Laszlo Krasznahorkai a séjourné dans cet appartement ouvert à tous les amis de passage : « L’appartement d’Allen était tout petit, avec des pièces minuscules et cette cuisine. » Laszlo et lui sont devenus amis au milieu des années 1990, dans les dernières années de la vie d’Allen.

 « Il vivait très modestement, se souvient l’auteur hongrois, mais sa porte était toujours ouverte, comme dans les années 1950. Les gens allaient et venaient. Si vous y restiez un certain temps, vous rencontriez inévitablement ses amis, des gens de la Beat Generation et de la scène new-yorkaise de l’époque. »

A New York, Laszlo était en train d’écrire « Guerre & Guerre » (2), mais ce n’était pas facile. Allen l’a beaucoup aidé à trouver pour son roman une technique, une manière de « construire un arrière-plan neutre », « une ville de New York très neutre ». Ce livre envoûtant raconte l'aventure d’un petit historien de Budapest qui découvre un jour un manuscrit oublié.

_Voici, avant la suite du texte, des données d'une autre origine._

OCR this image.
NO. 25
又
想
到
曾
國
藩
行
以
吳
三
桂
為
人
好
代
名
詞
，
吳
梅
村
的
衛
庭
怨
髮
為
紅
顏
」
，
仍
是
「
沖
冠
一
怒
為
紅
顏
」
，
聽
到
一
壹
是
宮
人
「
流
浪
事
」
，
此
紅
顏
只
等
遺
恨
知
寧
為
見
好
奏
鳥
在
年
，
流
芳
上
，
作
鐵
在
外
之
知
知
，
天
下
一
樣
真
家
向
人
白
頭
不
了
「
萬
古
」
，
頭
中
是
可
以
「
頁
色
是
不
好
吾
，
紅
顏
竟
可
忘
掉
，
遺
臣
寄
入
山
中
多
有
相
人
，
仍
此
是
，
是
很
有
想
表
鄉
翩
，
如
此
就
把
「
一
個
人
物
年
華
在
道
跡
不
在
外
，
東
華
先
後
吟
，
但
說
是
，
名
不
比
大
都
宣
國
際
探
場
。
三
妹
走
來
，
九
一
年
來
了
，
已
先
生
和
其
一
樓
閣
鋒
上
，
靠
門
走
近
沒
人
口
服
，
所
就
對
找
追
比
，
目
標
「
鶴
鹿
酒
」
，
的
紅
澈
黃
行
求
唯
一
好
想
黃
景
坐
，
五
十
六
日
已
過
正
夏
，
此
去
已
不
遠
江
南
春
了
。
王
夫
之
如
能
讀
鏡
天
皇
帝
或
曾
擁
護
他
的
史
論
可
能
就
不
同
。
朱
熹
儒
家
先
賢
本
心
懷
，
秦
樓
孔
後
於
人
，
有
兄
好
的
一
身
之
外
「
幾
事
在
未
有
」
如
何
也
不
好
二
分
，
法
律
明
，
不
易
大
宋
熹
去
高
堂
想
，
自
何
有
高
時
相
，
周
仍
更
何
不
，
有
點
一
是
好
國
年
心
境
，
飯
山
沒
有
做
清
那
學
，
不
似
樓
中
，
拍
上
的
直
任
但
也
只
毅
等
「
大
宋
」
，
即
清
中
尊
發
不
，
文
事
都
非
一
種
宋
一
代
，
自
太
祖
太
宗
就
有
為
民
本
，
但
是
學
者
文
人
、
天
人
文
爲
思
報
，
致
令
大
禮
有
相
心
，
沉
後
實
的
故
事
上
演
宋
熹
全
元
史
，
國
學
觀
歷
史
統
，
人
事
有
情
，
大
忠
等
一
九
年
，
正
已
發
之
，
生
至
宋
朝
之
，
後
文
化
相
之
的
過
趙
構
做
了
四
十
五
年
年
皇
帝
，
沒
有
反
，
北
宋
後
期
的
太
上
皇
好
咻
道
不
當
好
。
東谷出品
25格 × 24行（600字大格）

Il s’en suit une course folle et c’est à New York, « au centre du monde », que cet homme excentrique décide de délivrer à l’humanité le message contenu dans ce manuscrit si mystérieux.

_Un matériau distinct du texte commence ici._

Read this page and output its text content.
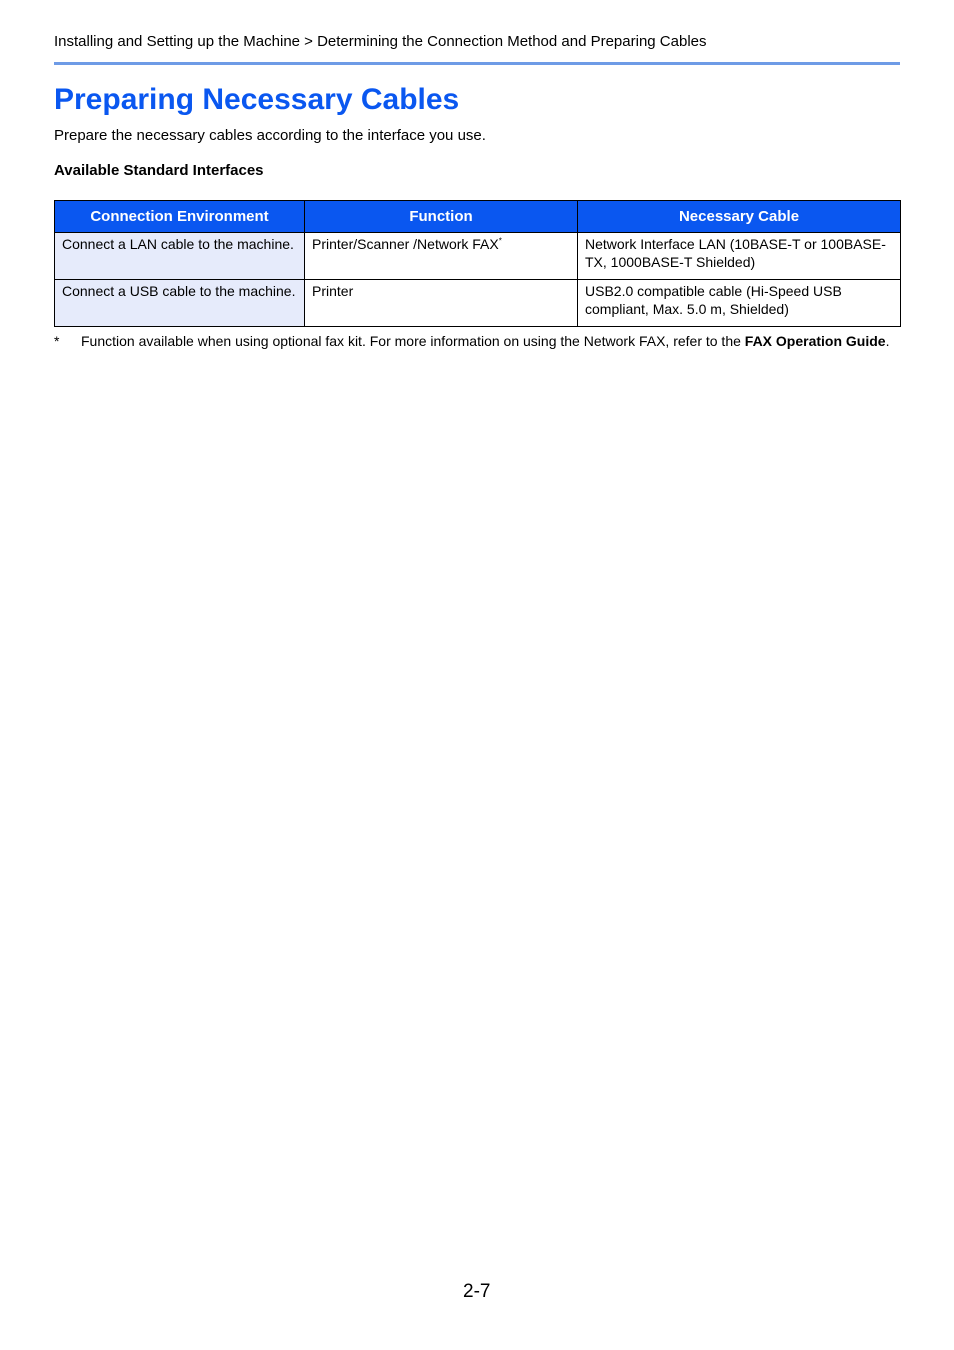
Installing and Setting up the Machine > Determining the Connection Method and Preparing Cables
Preparing Necessary Cables
Prepare the necessary cables according to the interface you use.
Available Standard Interfaces
Connection Environment	Function	Necessary Cable
Connect a LAN cable to the machine.	Printer/Scanner /Network FAX*	Network Interface LAN (10BASE-T or 100BASE-TX, 1000BASE-T Shielded)
Connect a USB cable to the machine.	Printer	USB2.0 compatible cable (Hi-Speed USB compliant, Max. 5.0 m, Shielded)
* Function available when using optional fax kit. For more information on using the Network FAX, refer to the FAX Operation Guide.
2-7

 « Il me fallait une ville neutre plutôt que la vraie, une New York sans couleurs, sans imprévu, sans mouvement », explique aujourd’hui Laszlo. Il lui fallait seulement des rues, des lieux, un hôtel, un appartement. Or, dans la réalité, New York n’est pas du tout une ville neutre. « J’ai discuté de ce thème avec Allen soir après soir et il m’a donné des conseils très intéressants. Allen était d’une sagesse absolue. Il m’a beaucoup aidé. »

 Lorsque Laszlo l’a rencontré, Allen Ginsberg avait réalisé que sa vie était pratiquement terminée (il est mort en 1997), mais, tient à préciser l’écrivain hongrois, « il ne cessait de donner ».

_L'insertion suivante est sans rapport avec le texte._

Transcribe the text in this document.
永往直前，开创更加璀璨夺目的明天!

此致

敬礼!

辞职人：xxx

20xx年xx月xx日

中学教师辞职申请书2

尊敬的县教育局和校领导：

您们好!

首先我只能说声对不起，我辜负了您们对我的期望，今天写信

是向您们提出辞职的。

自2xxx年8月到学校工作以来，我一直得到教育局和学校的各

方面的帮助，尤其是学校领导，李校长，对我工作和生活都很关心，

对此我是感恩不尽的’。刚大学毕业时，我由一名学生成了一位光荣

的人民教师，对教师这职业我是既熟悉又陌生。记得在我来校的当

 Il se souvient particulièrement d’une soirée où David Byrne, le chanteur-leader des Talking Heads, avait invité chez le poète un groupe de musiciens indiens. « Nous nous sommes assis dans la cuisine. La table basculait, les chaises aussi, personne n’osait vraiment parler. » Finalement, Allen a décidé que l’on jouerait de la musique ensemble. Laszlo raconte : « J’ai utilisé le petit harmonium d’Allen, Allen a chanté, David a tambouriné sur la table. » Au bout d’une heure, alors que le groupe se levait pour partir, « Allen a attrapé un magnétophone posé sur un tabouret sous la table, en a sorti une cassette et l’a offerte. Il avait enregistré toute la conversation. C’était le plus beau cadeau qu’il pouvait leur faire. Il était comme ça, Allen. »

 Le poète roi de la bohème new yorkaise et le maître hongrois du récit apocalyptique ne pouvaient que se rejoindre, se reconnaitre, travailler ensemble dans la cuisine, créer un univers, jouer de la musique. Et devenir de bons amis.

Bruno SOURDIN.

 

(1)   « Dans ma cuisine à New York ». Allen Ginsberg : « Linceul blanc », Christian Bourgois éditeur, 1994.

(2)   « Guerre & Guerre », éditions Cambourakis, 2013.